Many a time, people get to their retirement age straddled by debts stretching from loans, credit cards and other regular financial commitments. It is always distressing because this is a time when you fear these debts will eat into your pension and you will have less income to meet these liabilities. After retirement, the best thing you can do is to relax and enjoy life without any financial stress because life already may have been hard work in even reaching retirement age, so the last thing you wish for is the stress to continue. You have options like debt consolidation and equity release schemes.

If by chance you happen to be crushed by bad debts, the good news is that there are debt consolidation options from a number of sources. You can consider equity release schemes which enable you to enjoy a life without financial worries & further monthly repayments. Having attained a minimum age of 55 years and above and owning a valuable property, you can use the option of taking out an equity release plan to secure finance in order to repay these debts once and for all. Whatever plan you choose, you must ensure that you do it carefully because of the different characteristics that they exhibit.

Acquiring funding through equity release can be a great way to relieve you of your debts because the same loan will be used to offset other outstanding credit cards etc. If your home is highly valued, there is no doubt you may still have more money left to spend into your retirement without worrying about losing pension. It all depends on how much equity you can release. This will depend on your age at the time and the surveyors report on the condition and value of the property.

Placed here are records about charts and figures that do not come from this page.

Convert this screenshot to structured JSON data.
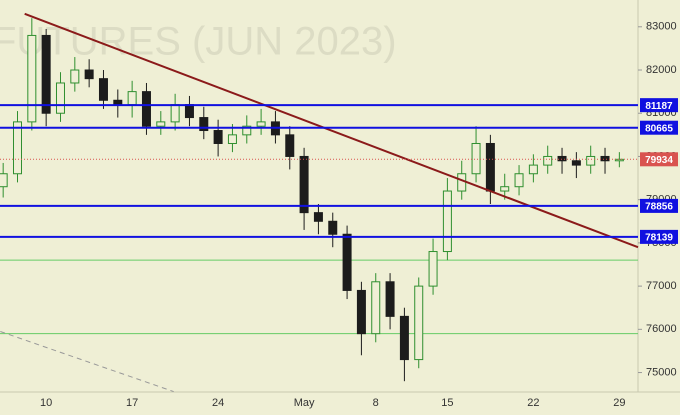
{
  "chart_data": {
    "type": "candlestick",
    "watermark": "FUTURES (JUN 2023)",
    "categories": [
      null,
      null,
      null,
      "10",
      null,
      null,
      null,
      null,
      null,
      "17",
      null,
      null,
      null,
      null,
      null,
      "24",
      null,
      null,
      null,
      null,
      null,
      "May",
      null,
      null,
      null,
      null,
      "8",
      null,
      null,
      null,
      null,
      "15",
      null,
      null,
      null,
      null,
      null,
      "22",
      null,
      null,
      null,
      null,
      null,
      "29"
    ],
    "open": [
      79300,
      79600,
      80800,
      82800,
      81000,
      81700,
      82000,
      81800,
      81300,
      81200,
      81500,
      80700,
      80800,
      81200,
      80900,
      80600,
      80300,
      80500,
      80700,
      80800,
      80500,
      80000,
      78700,
      78500,
      78200,
      76900,
      75900,
      77100,
      76300,
      75300,
      77000,
      77800,
      79200,
      79600,
      80300,
      79200,
      79300,
      79600,
      79800,
      80000,
      79900,
      79800,
      80000,
      79900
    ],
    "high": [
      79850,
      81050,
      83200,
      82950,
      81950,
      82300,
      82250,
      82000,
      81550,
      81750,
      81700,
      81050,
      81450,
      81400,
      81150,
      80850,
      80750,
      80950,
      81100,
      81050,
      80700,
      80200,
      78900,
      78700,
      78400,
      77100,
      77300,
      77300,
      76500,
      77200,
      78100,
      79500,
      79900,
      80700,
      80500,
      79600,
      79800,
      80050,
      80250,
      80200,
      80100,
      80250,
      80200,
      80100
    ],
    "low": [
      79050,
      79400,
      80600,
      80700,
      80800,
      81500,
      81600,
      81100,
      80900,
      80900,
      80500,
      80500,
      80600,
      80700,
      80400,
      80000,
      80100,
      80300,
      80500,
      80300,
      79700,
      78300,
      78200,
      77900,
      76700,
      75400,
      75700,
      76000,
      74800,
      75100,
      76800,
      77600,
      79000,
      79400,
      78900,
      79000,
      79100,
      79400,
      79600,
      79600,
      79500,
      79600,
      79600,
      79750
    ],
    "close": [
      79600,
      80800,
      82800,
      81000,
      81700,
      82000,
      81800,
      81300,
      81200,
      81500,
      80700,
      80800,
      81200,
      80900,
      80600,
      80300,
      80500,
      80700,
      80800,
      80500,
      80000,
      78700,
      78500,
      78200,
      76900,
      75900,
      77100,
      76300,
      75300,
      77000,
      77800,
      79200,
      79600,
      80300,
      79200,
      79300,
      79600,
      79800,
      80000,
      79900,
      79800,
      80000,
      79900,
      79934
    ],
    "up_color": "#2f8f2f",
    "down_color": "#1c1c1c",
    "ylim": [
      74550,
      83620
    ],
    "yticks": [
      75000,
      76000,
      77000,
      78000,
      79000,
      80000,
      81000,
      82000,
      83000
    ],
    "levels": [
      81187,
      80665,
      78856,
      78139
    ],
    "level_color": "#1010e0",
    "support_lines": [
      77600,
      75900
    ],
    "support_color": "#66cc66",
    "last_price": 79934,
    "last_color": "#d9534f",
    "trendline": {
      "start": [
        1.5,
        83300
      ],
      "end": [
        44.3,
        77900
      ],
      "color": "#8b1a1a"
    },
    "dashed_line": {
      "start": [
        -0.2,
        75950
      ],
      "end": [
        11.9,
        74560
      ],
      "color": "#999999"
    }
  }
}
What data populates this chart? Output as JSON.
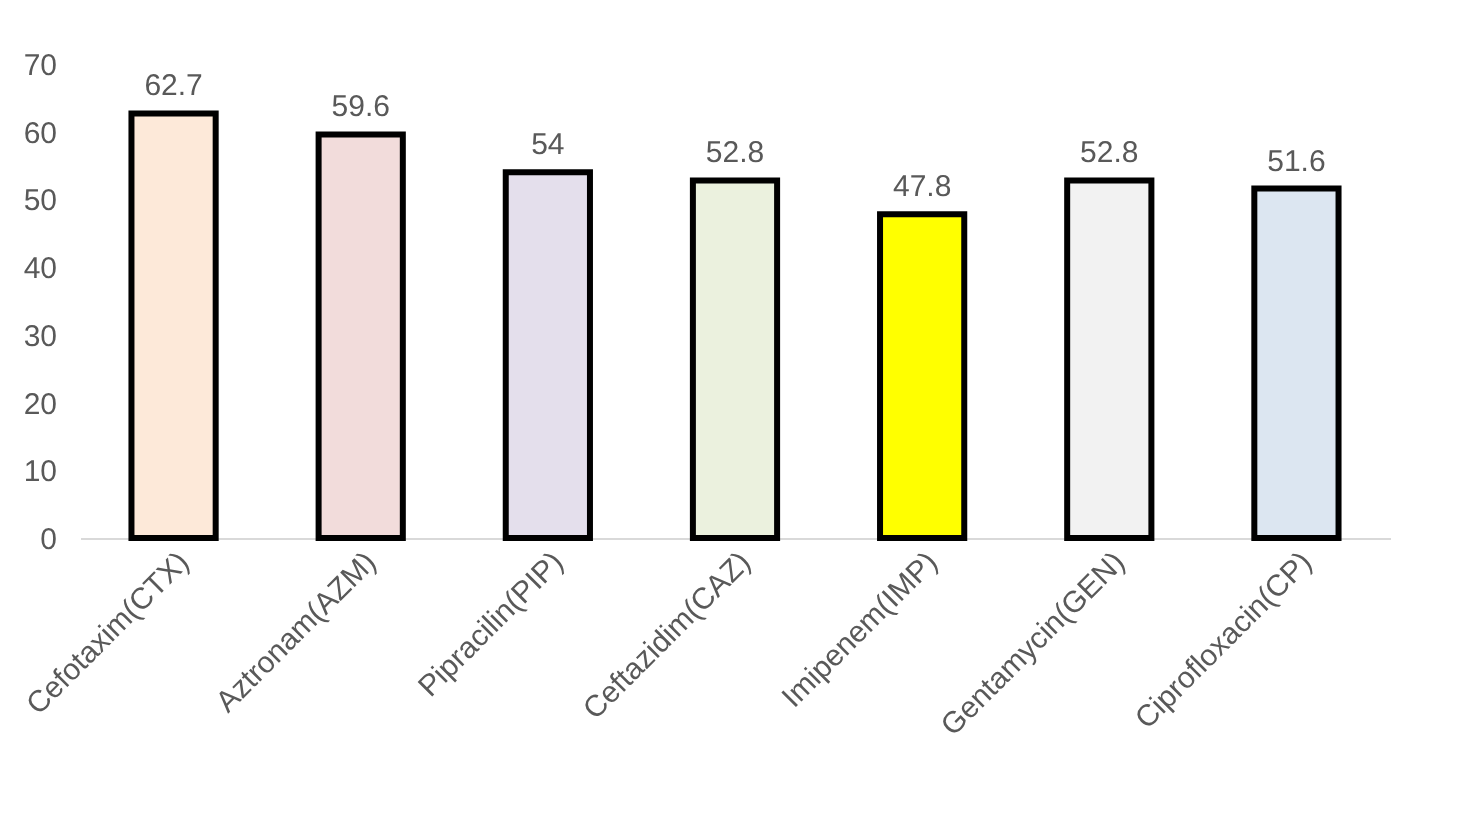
{
  "chart_data": {
    "type": "bar",
    "categories": [
      "Cefotaxim(CTX)",
      "Aztronam(AZM)",
      "Pipracilin(PIP)",
      "Ceftazidim(CAZ)",
      "Imipenem(IMP)",
      "Gentamycin(GEN)",
      "Ciprofloxacin(CP)"
    ],
    "values": [
      62.7,
      59.6,
      54,
      52.8,
      47.8,
      52.8,
      51.6
    ],
    "colors": [
      "#fde9d9",
      "#f2dcdb",
      "#e4dfec",
      "#ebf1de",
      "#ffff00",
      "#f2f2f2",
      "#dce6f1"
    ],
    "ylim": [
      0,
      70
    ],
    "yticks": [
      0,
      10,
      20,
      30,
      40,
      50,
      60,
      70
    ],
    "data_labels": true,
    "grid": false,
    "legend": false
  }
}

Unless your debt is too high, the amount taken as lump sum will be enough to alleviate your financial woes. There are repercussions however; your inheritance plans will be hampered unless you have other plans to settle beneficiaries in other ways. The home equity loan plan is only suited for persons who possess their own property and they may use the money to develop the other assets for their own benefit.

Equity release is not the only way to debt consolidation. There are other ways which are applicable for example persons who are far away from attaining the age of securing an equity release. Financial advisors are available to give relevant advice based on income and the nature of debts owed. They will always come up with a financial solution tailored to your particular situation, needs and wants.

Loans can be attained that you make monthly payments on. These loans may not have collateral, but they will definitely use your pension. If you do not have enough pension to pay your daily living then something like a personal consolidation loan is going to create more problems than they solve.

As you consider the variety of options open to you, consider what is best. Speak with your family. Your family should be a part of a major financial decision that could affect them after you pass on or move to a retirement home. At the very least your family might lose their inheritance if you make the wrong choice. If you do not ensure there is some protection they may be responsible for your debt.

Lifetime mortgage schemes can come with a negative equity clause. This clause protects your family from owing money if the home value is lower than the amount you owe on the loan. It might not save the inheritance, but it does save from more burdens.

Home reversion is another choice. Home reversion is the sale of your home. With that money you could pay off your debts. You might not own your home anymore, but you also do not need debt consolidation. You are paying off the debts you have by the money you receive. This only works if you have enough value in your home to live on and pay off the debts.

Make certain you speak with a financial adviser before you make the ultimate decision on what you wish to do for your debts. An expert in financial markets should have an understanding of equity releases and debt consolidation. They should be able to help you understand some of the benefits and disadvantages you might face. You certainly do not want to end up owing more as you are about to enter a retirement home. The only option at this point would be a life insurance policy that can pay the debt after you are gone.